El caso: Cortes con precisión quirúrgica
Según el relato del productor, el animal, de unos 25 kilogramos, se encontraba dentro de un chiquero cerrado y seguro. Al ser hallado, presentaba una anomalía sorprendente: le faltaban sus partes blandas (lengua y mandíbula) con una precisión técnica que, según los especialistas consultados por el propietario, no corresponde a la mordedura de un puma o un perro salvaje.
«Parecería algo quirúrgico. No hay rastros de lucha, no hay sangre, y los cortes son tan exactos que parece hecho con un láser o un bisturí, dejando los huesos completamente limpios», declaró Alaní durante una entrevista radial.
Un fenómeno recurrente
Este no es un hecho aislado. Hace aproximadamente un mes, el mismo productor sufrió la pérdida de una ternera de pocos días de vida en similares condiciones. El animal presentaba la extracción de sus patas y piel de la cabeza, manteniéndose el resto del cuerpo intacto.
Un dato que profundiza el misterio es la reacción de la fauna local: los carroñeros de la zona, como jotes o zorros, evitan acercarse a los restos de estos animales, rechazando incluso olfatearlos. Además, los cuerpos no muestran los procesos de descomposición naturales que se esperarían en la intemperie del monte riojano.
Alerta en la región
El caso de Alaní se suma a una serie de denuncias que se vienen registrando en La Rioja desde el año pasado. Productores de diversas áreas han comenzado a conectar estos incidentes con el avistamiento de «luces extrañas» en el cielo nocturno y sucesos inexplicables en sus terrenos.

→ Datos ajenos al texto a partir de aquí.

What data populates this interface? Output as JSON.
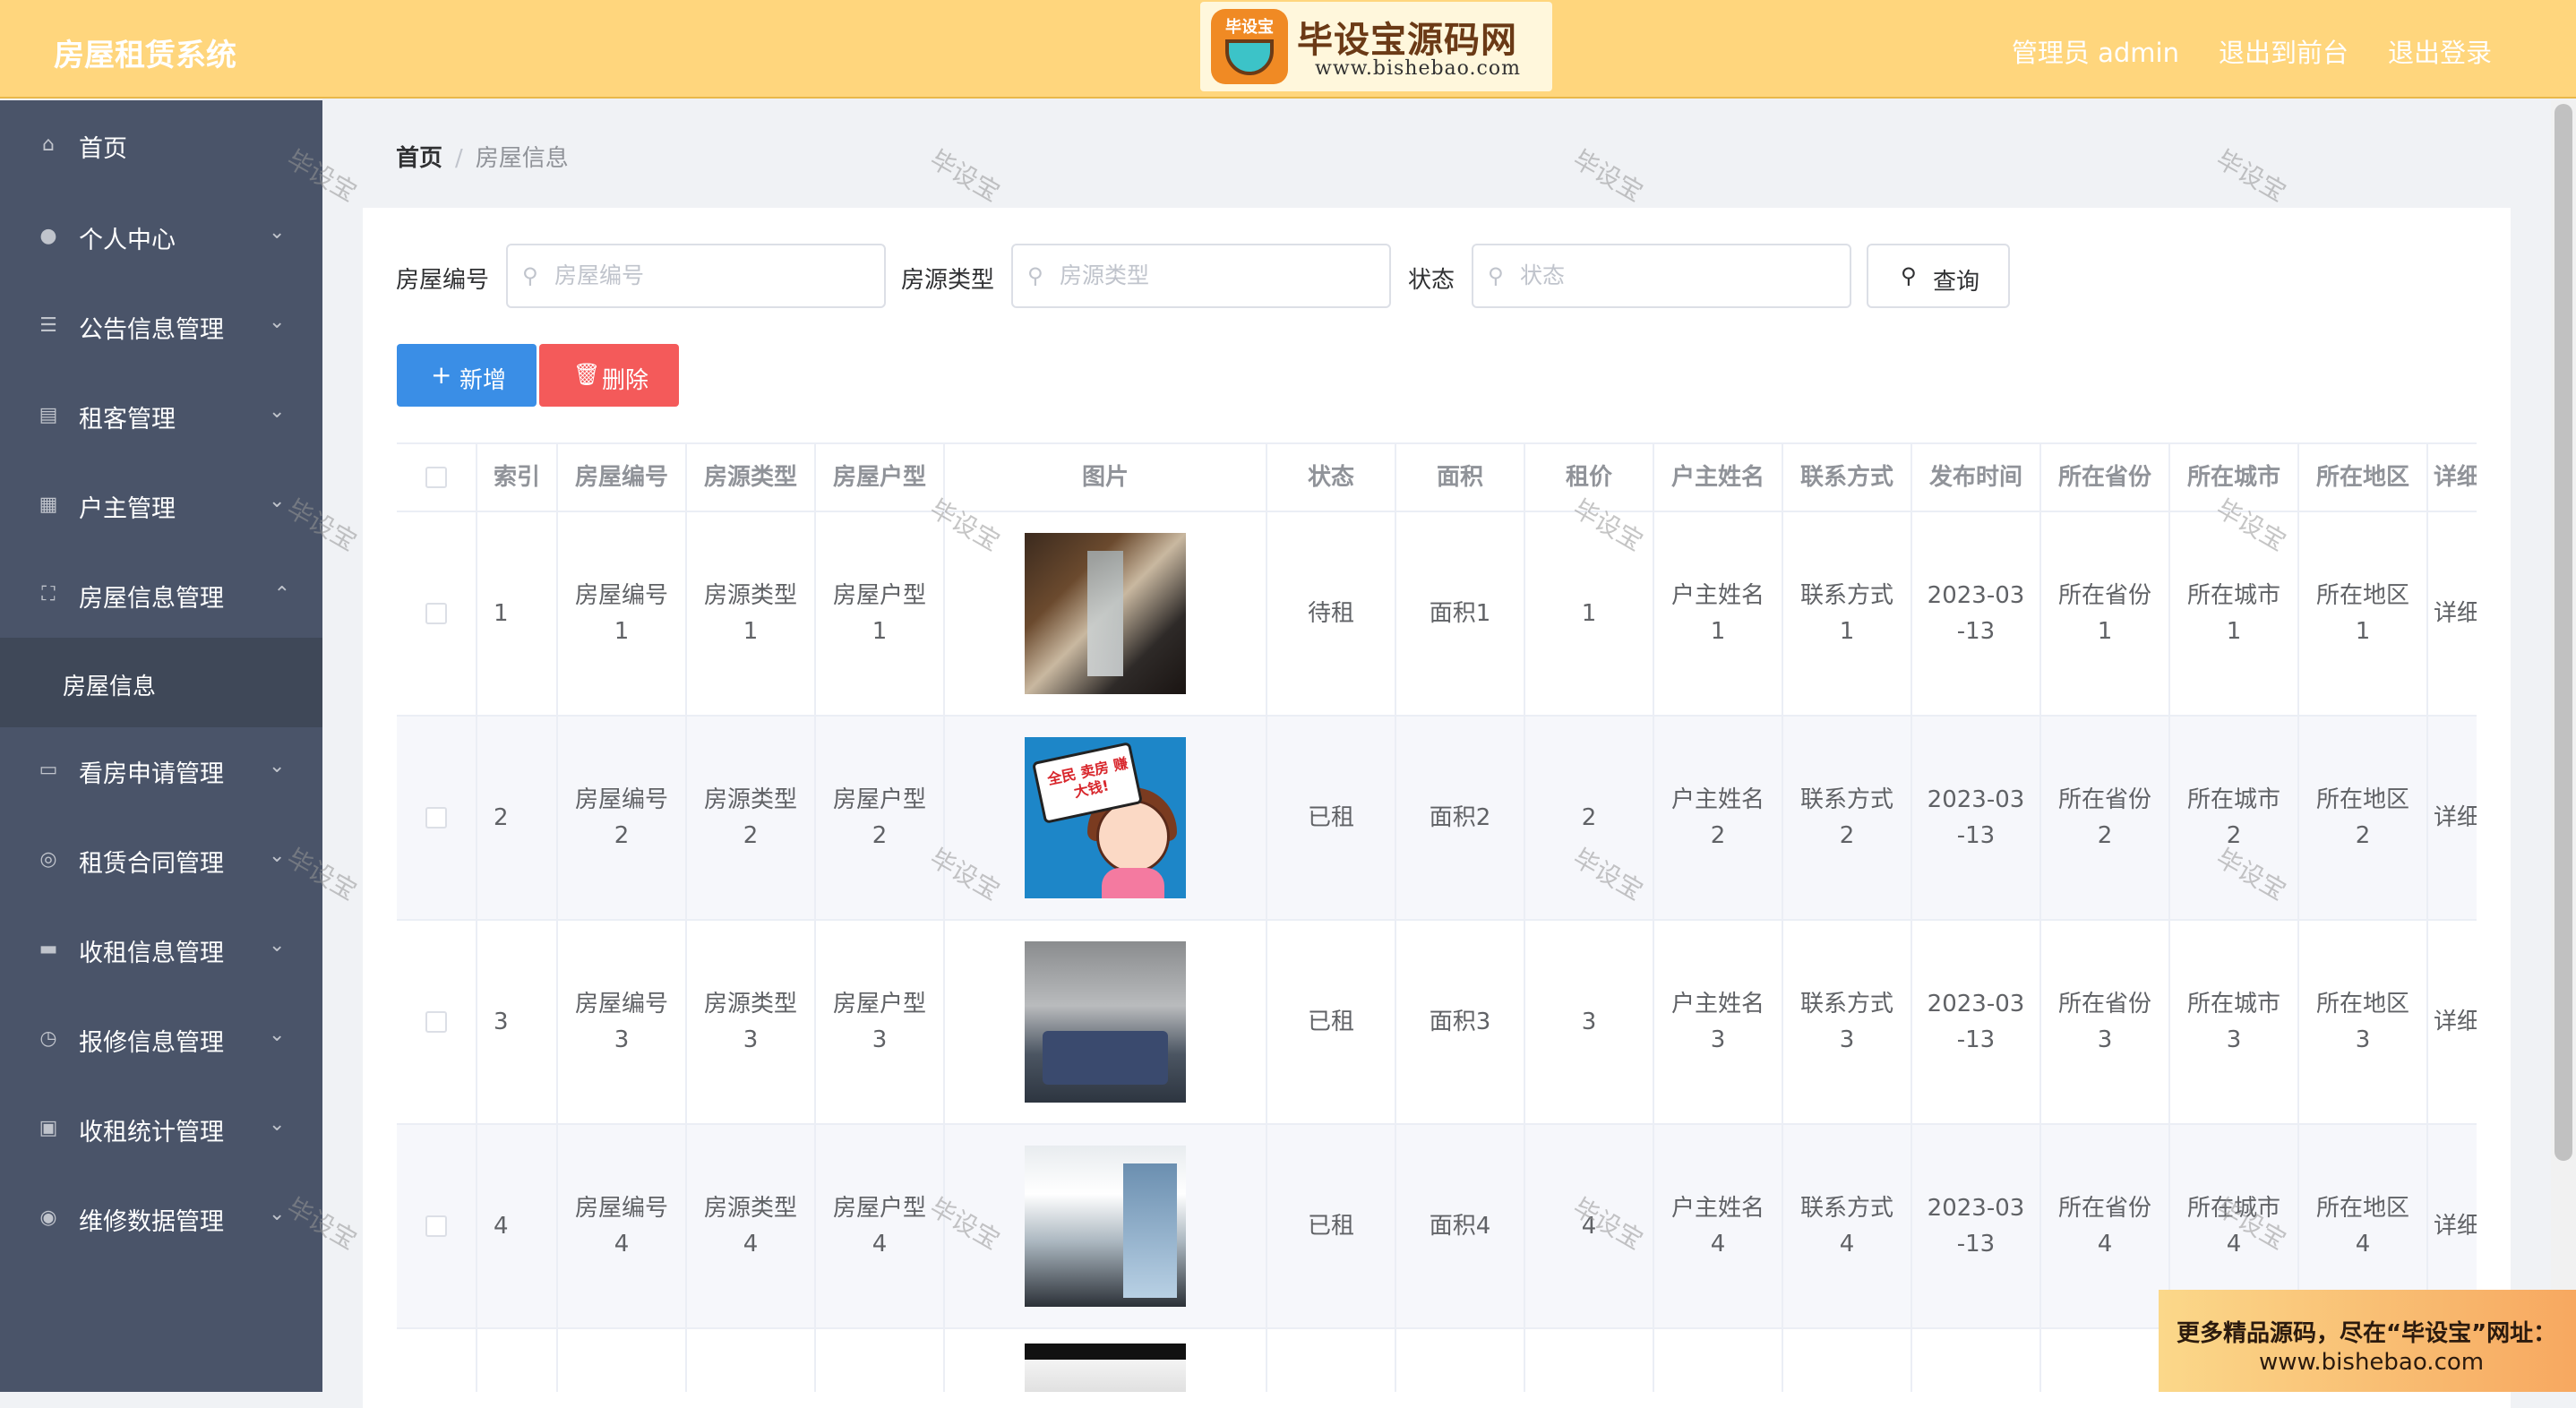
{
  "header": {
    "title": "房屋租赁系统",
    "logo": {
      "badge": "毕设宝",
      "name": "毕设宝源码网",
      "url": "www.bishebao.com"
    },
    "links": [
      "管理员 admin",
      "退出到前台",
      "退出登录"
    ]
  },
  "sidebar": {
    "items": [
      {
        "label": "首页",
        "icon": "home-icon"
      },
      {
        "label": "个人中心",
        "icon": "user-icon"
      },
      {
        "label": "公告信息管理",
        "icon": "sliders-icon"
      },
      {
        "label": "租客管理",
        "icon": "id-card-icon"
      },
      {
        "label": "户主管理",
        "icon": "grid-icon"
      },
      {
        "label": "房屋信息管理",
        "icon": "fullscreen-icon"
      },
      {
        "label": "看房申请管理",
        "icon": "chat-icon"
      },
      {
        "label": "租赁合同管理",
        "icon": "target-icon"
      },
      {
        "label": "收租信息管理",
        "icon": "message-icon"
      },
      {
        "label": "报修信息管理",
        "icon": "clock-icon"
      },
      {
        "label": "收租统计管理",
        "icon": "ticket-icon"
      },
      {
        "label": "维修数据管理",
        "icon": "circle-icon"
      }
    ],
    "active_sub": "房屋信息"
  },
  "breadcrumb": {
    "home": "首页",
    "separator": "/",
    "current": "房屋信息"
  },
  "search": {
    "fields": [
      {
        "label": "房屋编号",
        "placeholder": "房屋编号"
      },
      {
        "label": "房源类型",
        "placeholder": "房源类型"
      },
      {
        "label": "状态",
        "placeholder": "状态"
      }
    ],
    "query_label": "查询"
  },
  "actions": {
    "add_label": "新增",
    "delete_label": "删除"
  },
  "table": {
    "headers": [
      "索引",
      "房屋编号",
      "房源类型",
      "房屋户型",
      "图片",
      "状态",
      "面积",
      "租价",
      "户主姓名",
      "联系方式",
      "发布时间",
      "所在省份",
      "所在城市",
      "所在地区",
      "详细"
    ],
    "rows": [
      {
        "index": "1",
        "house_no": "房屋编号\n1",
        "source_type": "房源类型\n1",
        "layout": "房屋户型\n1",
        "status": "待租",
        "area": "面积1",
        "rent": "1",
        "owner": "户主姓名\n1",
        "contact": "联系方式\n1",
        "publish": "2023-03\n-13",
        "province": "所在省份\n1",
        "city": "所在城市\n1",
        "district": "所在地区\n1",
        "detail": "详细"
      },
      {
        "index": "2",
        "house_no": "房屋编号\n2",
        "source_type": "房源类型\n2",
        "layout": "房屋户型\n2",
        "status": "已租",
        "area": "面积2",
        "rent": "2",
        "owner": "户主姓名\n2",
        "contact": "联系方式\n2",
        "publish": "2023-03\n-13",
        "province": "所在省份\n2",
        "city": "所在城市\n2",
        "district": "所在地区\n2",
        "detail": "详细"
      },
      {
        "index": "3",
        "house_no": "房屋编号\n3",
        "source_type": "房源类型\n3",
        "layout": "房屋户型\n3",
        "status": "已租",
        "area": "面积3",
        "rent": "3",
        "owner": "户主姓名\n3",
        "contact": "联系方式\n3",
        "publish": "2023-03\n-13",
        "province": "所在省份\n3",
        "city": "所在城市\n3",
        "district": "所在地区\n3",
        "detail": "详细"
      },
      {
        "index": "4",
        "house_no": "房屋编号\n4",
        "source_type": "房源类型\n4",
        "layout": "房屋户型\n4",
        "status": "已租",
        "area": "面积4",
        "rent": "4",
        "owner": "户主姓名\n4",
        "contact": "联系方式\n4",
        "publish": "2023-03\n-13",
        "province": "所在省份\n4",
        "city": "所在城市\n4",
        "district": "所在地区\n4",
        "detail": "详细"
      }
    ],
    "image2_caption": "全民 卖房 赚大钱!"
  },
  "watermark": "毕设宝",
  "promo": {
    "line1": "更多精品源码，尽在“毕设宝”网址：",
    "line2": "www.bishebao.com"
  },
  "colors": {
    "header_bg": "#ffd67d",
    "sidebar_bg": "#4a5469",
    "add_button": "#3a8ee6",
    "delete_button": "#f45a5a"
  }
}
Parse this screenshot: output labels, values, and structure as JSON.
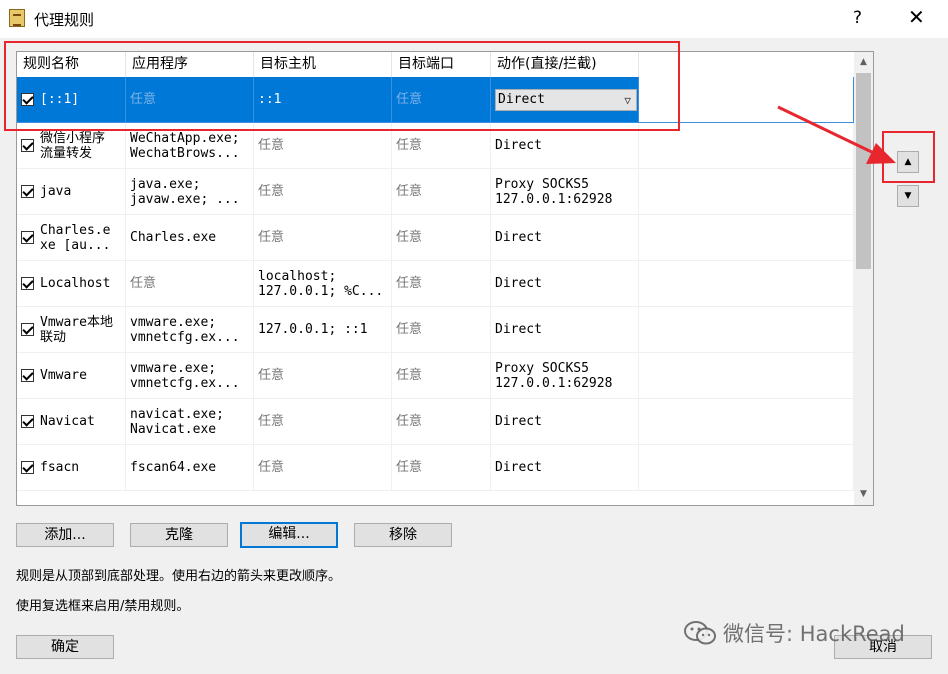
{
  "window": {
    "title": "代理规则",
    "help": "?",
    "close": "✕"
  },
  "table": {
    "columns": [
      "规则名称",
      "应用程序",
      "目标主机",
      "目标端口",
      "动作(直接/拦截)"
    ],
    "rows": [
      {
        "name": "[::1]",
        "apps": "任意",
        "hosts": "::1",
        "ports": "任意",
        "action": "Direct",
        "checked": true,
        "selected": true
      },
      {
        "name": "微信小程序\n流量转发",
        "apps": "WeChatApp.exe;\nWechatBrows...",
        "hosts": "任意",
        "ports": "任意",
        "action": "Direct",
        "checked": true
      },
      {
        "name": "java",
        "apps": "java.exe;\njavaw.exe; ...",
        "hosts": "任意",
        "ports": "任意",
        "action": "Proxy SOCKS5\n127.0.0.1:62928",
        "checked": true
      },
      {
        "name": "Charles.e\nxe [au...",
        "apps": "Charles.exe",
        "hosts": "任意",
        "ports": "任意",
        "action": "Direct",
        "checked": true
      },
      {
        "name": "Localhost",
        "apps": "任意",
        "hosts": "localhost;\n127.0.0.1; %C...",
        "ports": "任意",
        "action": "Direct",
        "checked": true
      },
      {
        "name": "Vmware本地\n联动",
        "apps": "vmware.exe;\nvmnetcfg.ex...",
        "hosts": "127.0.0.1; ::1",
        "ports": "任意",
        "action": "Direct",
        "checked": true
      },
      {
        "name": "Vmware",
        "apps": "vmware.exe;\nvmnetcfg.ex...",
        "hosts": "任意",
        "ports": "任意",
        "action": "Proxy SOCKS5\n127.0.0.1:62928",
        "checked": true
      },
      {
        "name": "Navicat",
        "apps": "navicat.exe;\nNavicat.exe",
        "hosts": "任意",
        "ports": "任意",
        "action": "Direct",
        "checked": true
      },
      {
        "name": "fsacn",
        "apps": "fscan64.exe",
        "hosts": "任意",
        "ports": "任意",
        "action": "Direct",
        "checked": true
      }
    ]
  },
  "buttons": {
    "add": "添加...",
    "clone": "克隆",
    "edit": "编辑...",
    "remove": "移除",
    "ok": "确定",
    "cancel": "取消"
  },
  "info": {
    "line1": "规则是从顶部到底部处理。使用右边的箭头来更改顺序。",
    "line2": "使用复选框来启用/禁用规则。"
  },
  "watermark": "微信号: HackRead",
  "colors": {
    "selection": "#0078d7",
    "annotation": "#e8262d"
  }
}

Ante la falta de explicaciones oficiales, los productores han optado por instalar cámaras de seguridad y trampas, buscando respuestas que les permitan proteger su ganado y, sobre todo, recuperar la tranquilidad.
«Lo único que queremos es una respuesta. Ya sea un animal, un problema técnico o cualquier otra cosa, necesitamos saber a qué nos enfrentamos. Estamos haciendo un esfuerzo enorme para sacar adelante nuestros emprendimientos familiares y esto nos desmoraliza», concluyó el productor afectado, dejando abierta la puerta a que las autoridades competentes investiguen formalmente estos hechos.